The AJC’s Scott Bronstein provided a macabre timeline for readers, detailing some of the lives lost as the tropical storm hammered Georgia.

Alberto most heavily impacted metro Atlanta’s southside, with Clayton, Henry, Rockdale and Spalding counties seeing the most flood damage.

“Tuesday, July 5, 2:30 a.m. -- Teresa Beyah probably never knew the floods had even begun when her car became airborne, hydroplaning on a flooded intersection in Spalding County. She was killed in the crash and was the flood’s first known victim,” Bronstein wrote.

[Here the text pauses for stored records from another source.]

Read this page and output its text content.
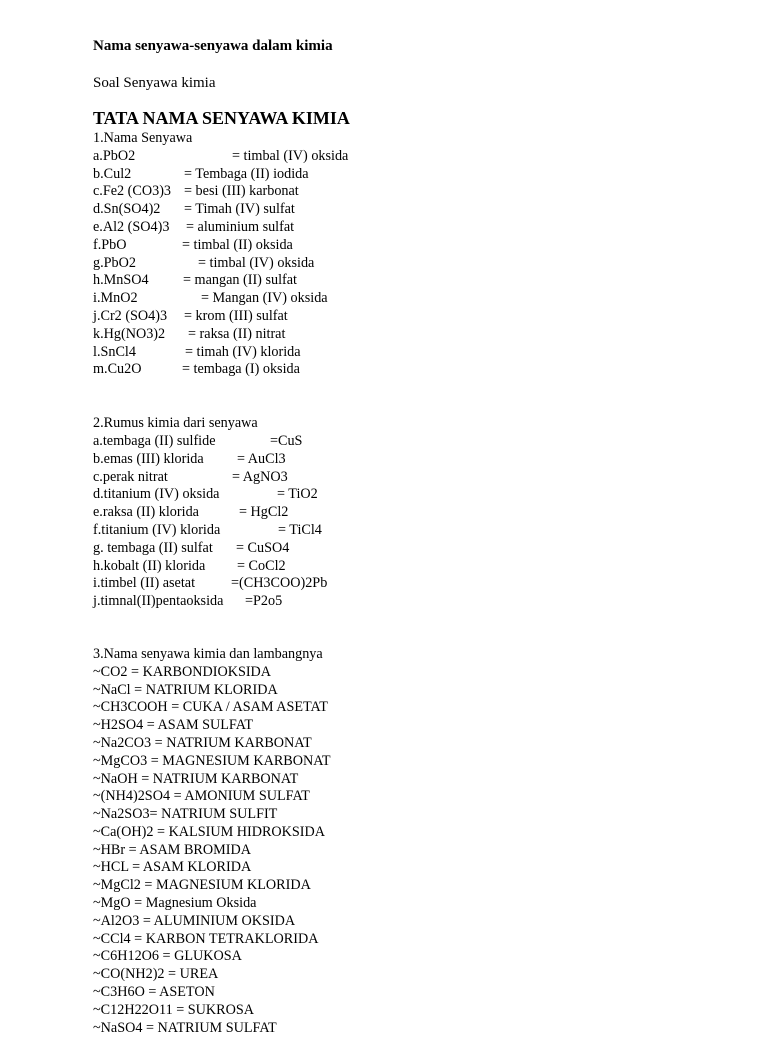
Nama senyawa-senyawa dalam kimia
Soal Senyawa kimia
TATA NAMA SENYAWA KIMIA
1.Nama Senyawa
a.PbO2	= timbal (IV) oksida
b.Cul2	= Tembaga (II) iodida
c.Fe2 (CO3)3 = besi (III) karbonat
d.Sn(SO4)2 = Timah (IV) sulfat
e.Al2 (SO4)3 = aluminium sulfat
f.PbO	= timbal (II) oksida
g.PbO2	= timbal (IV) oksida
h.MnSO4 = mangan (II) sulfat
i.MnO2	= Mangan (IV) oksida
j.Cr2 (SO4)3 = krom (III) sulfat
k.Hg(NO3)2 = raksa (II) nitrat
l.SnCl4	= timah (IV) klorida
m.Cu2O	= tembaga (I) oksida
2.Rumus kimia dari senyawa
a.tembaga (II) sulfide	=CuS
b.emas (III) klorida = AuCl3
c.perak nitrat	= AgNO3
d.titanium (IV) oksida	= TiO2
e.raksa (II) klorida	= HgCl2
f.titanium (IV) klorida	= TiCl4
g. tembaga (II) sulfat = CuSO4
h.kobalt (II) klorida = CoCl2
i.timbel (II) asetat	=(CH3COO)2Pb
j.timnal(II)pentaoksida =P2o5
3.Nama senyawa kimia dan lambangnya
~CO2 = KARBONDIOKSIDA
~NaCl = NATRIUM KLORIDA
~CH3COOH = CUKA / ASAM ASETAT
~H2SO4 = ASAM SULFAT
~Na2CO3 = NATRIUM KARBONAT
~MgCO3 = MAGNESIUM KARBONAT
~NaOH = NATRIUM KARBONAT
~(NH4)2SO4 = AMONIUM SULFAT
~Na2SO3= NATRIUM SULFIT
~Ca(OH)2 = KALSIUM HIDROKSIDA
~HBr = ASAM BROMIDA
~HCL = ASAM KLORIDA
~MgCl2 = MAGNESIUM KLORIDA
~MgO = Magnesium Oksida
~Al2O3 = ALUMINIUM OKSIDA
~CCl4 = KARBON TETRAKLORIDA
~C6H12O6 = GLUKOSA
~CO(NH2)2 = UREA
~C3H6O = ASETON
~C12H22O11 = SUKROSA
~NaSO4 = NATRIUM SULFAT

Clayton County, which lost its drinking-water supply during the first week of the flood, also lost two bridges and part of a roadway. One person drowned in Fayette County; county officials estimate repairs to roads, bridges and public buildings at $650,000. Nine bridges and six county roads in Fayette were closed.

For a state concerned annually with drought, the visage of the havoc created by torrential rains was sobering.

“In the Deer Run subdivision of Rockdale County, Gloria Dixon, 16, dove into a ditch, swollen with rainwater, to save a neighbor’s dog. Her rescue was successful — and the last act of her life, as waters sucked her down a culvert.

“Only a week earlier, Conyers city officials were deliberating outdoor watering restrictions because of a projected drought.”